Que olhar a gente lança e como nos propomos a nos relacionar com o outro? Ainda mais quando esse outro é tão diferente de nós? Tais questões oferecem caminhos diversos para serem respondidas. A cineasta e artista visual carioca Maya Da-Rin levou sete anos para conceber e realizar seu primeiro longa-metragem de ficção, A febre. O filme trata justamente disso ao colocar no centro da narrativa um pai e a filha indígenas que vivem em Manaus.
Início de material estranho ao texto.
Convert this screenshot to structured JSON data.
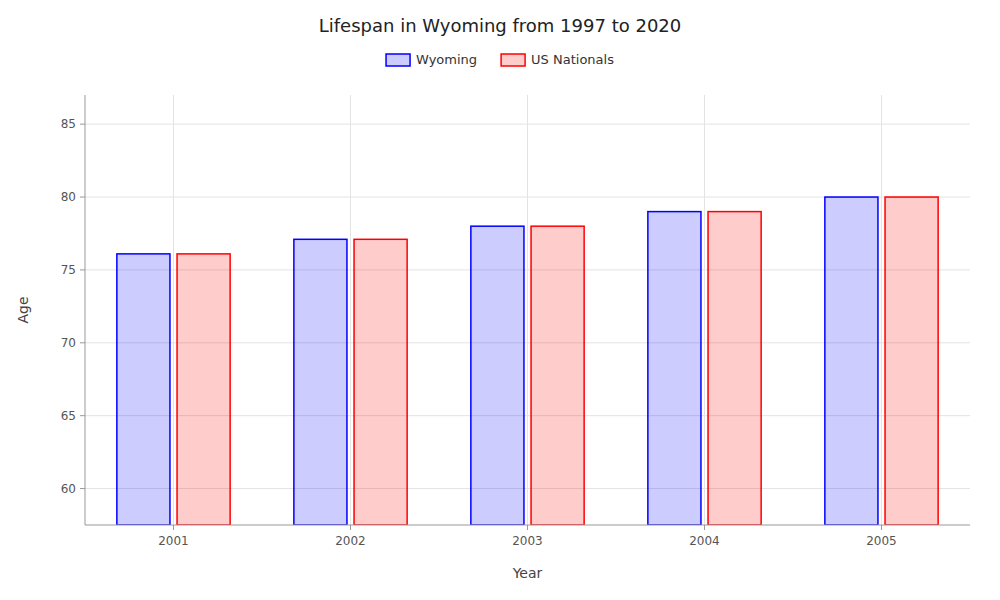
{
  "chart_data": {
    "type": "bar",
    "title": "Lifespan in Wyoming from 1997 to 2020",
    "x_label": "Year",
    "y_label": "Age",
    "categories": [
      "2001",
      "2002",
      "2003",
      "2004",
      "2005"
    ],
    "series": [
      {
        "name": "Wyoming",
        "color": "#0000ff",
        "values": [
          76.1,
          77.1,
          78.0,
          79.0,
          80.0
        ]
      },
      {
        "name": "US Nationals",
        "color": "#ff0000",
        "values": [
          76.1,
          77.1,
          78.0,
          79.0,
          80.0
        ]
      }
    ],
    "ylim": [
      57.5,
      87
    ],
    "yticks": [
      60,
      65,
      70,
      75,
      80,
      85
    ],
    "grid": true,
    "legend": "top"
  }
}
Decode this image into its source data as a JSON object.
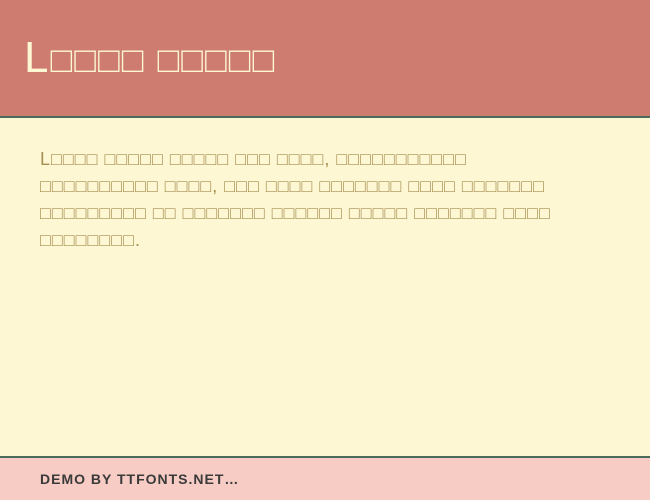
{
  "colors": {
    "header_bg": "#cd7c6f",
    "header_text": "#fdf7d4",
    "divider": "#4a6a5a",
    "body_bg": "#fdf7d4",
    "body_text": "#a78e52",
    "footer_bg": "#f6ccc4",
    "footer_text": "#3a3a3a"
  },
  "header": {
    "title_first_char": "L",
    "title_rest": "□□□□ □□□□□"
  },
  "body": {
    "first_char": "L",
    "paragraph": "□□□□ □□□□□ □□□□□ □□□ □□□□, □□□□□□□□□□□ □□□□□□□□□□ □□□□, □□□ □□□□ □□□□□□□ □□□□ □□□□□□□ □□□□□□□□□ □□ □□□□□□□ □□□□□□ □□□□□ □□□□□□□ □□□□ □□□□□□□□."
  },
  "footer": {
    "text": "DEMO BY TTFONTS.NET…"
  }
}
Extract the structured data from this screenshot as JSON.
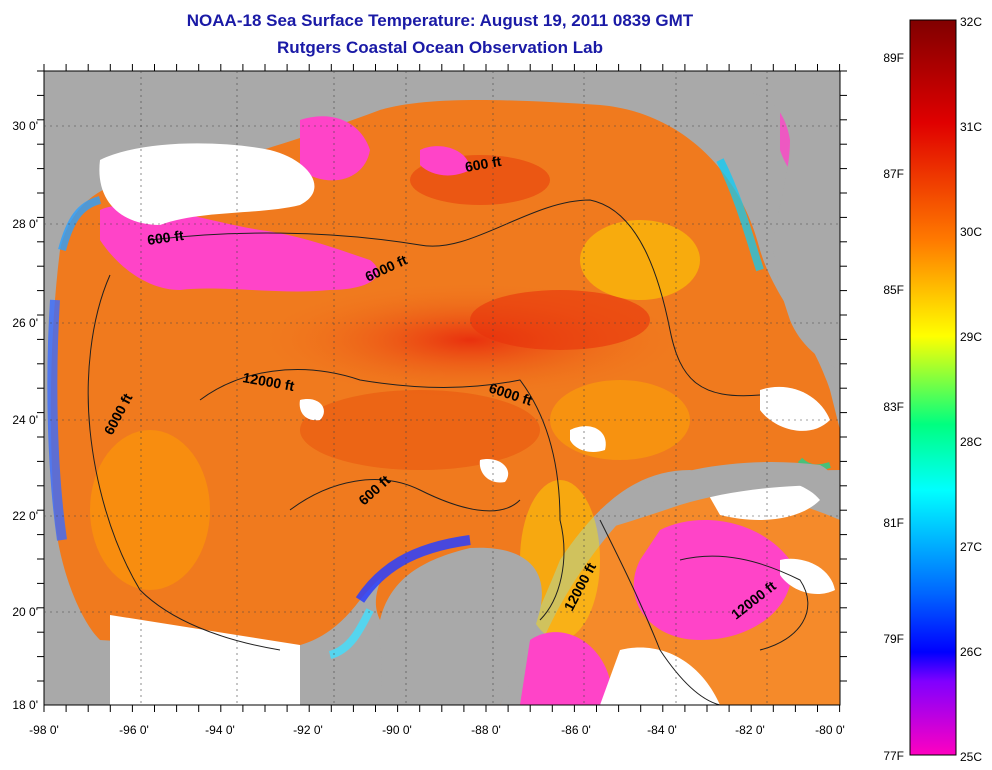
{
  "title_line1": "NOAA-18 Sea Surface Temperature:  August 19, 2011 0839 GMT",
  "title_line2": "Rutgers Coastal Ocean Observation Lab",
  "x_ticks": [
    "-98 0'",
    "-96 0'",
    "-94 0'",
    "-92 0'",
    "-90 0'",
    "-88 0'",
    "-86 0'",
    "-84 0'",
    "-82 0'",
    "-80 0'"
  ],
  "y_ticks": [
    "30 0'",
    "28 0'",
    "26 0'",
    "24 0'",
    "22 0'",
    "20 0'",
    "18 0'"
  ],
  "contour_labels": [
    "600 ft",
    "600 ft",
    "6000 ft",
    "12000 ft",
    "6000 ft",
    "6000 ft",
    "600 ft",
    "12000 ft",
    "12000 ft"
  ],
  "colorbar": {
    "celsius_labels": [
      "32C",
      "31C",
      "30C",
      "29C",
      "28C",
      "27C",
      "26C",
      "25C"
    ],
    "fahrenheit_labels": [
      "89F",
      "87F",
      "85F",
      "83F",
      "81F",
      "79F",
      "77F"
    ]
  },
  "colors": {
    "title": "#1a1aa6",
    "land": "#a9a9a9",
    "ocean_warm": "#f07a1e",
    "cloud_white": "#ffffff",
    "cloud_pink": "#ff44c8"
  }
}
Lançado em agosto no Festival de Locarno, na Suíça, A febre vem participando do circuito de eventos do gênero. Está na competitiva do Festival de Brasília, que termina no domingo. Em BH, a première será nesta sexta-feira (29), no Cine Humberto Mauro. A sessão, seguida de debate com Maya Da-Rin, a atriz Rosa Peixoto e o diretor de som Felippe Mussel, integra a programação do 23º Forumdoc.BH – Festival do Filme Documentário e Etnográfico de Belo Horizonte.
saiba mais
Justino (Regis Myrupu) é indígena do povo desano. Viúvo, mora na capital amazonense há duas décadas. Trabalha como vigia no porto, enquanto a filha, Vanessa (Rosa Peixoto), é enfermeira de um posto de saúde na periferia de Manaus. A notícia de que ela foi aceita para estudar medicina na Universidade de Brasília o afeta. Tomado por uma febre intermitente, Justino passa por momentos difíceis. Durante o dia, luta para se manter acordado no trabalho, onde não é bem-visto. Quando a noite cai, vê-se perseguido por uma criatura misteriosa.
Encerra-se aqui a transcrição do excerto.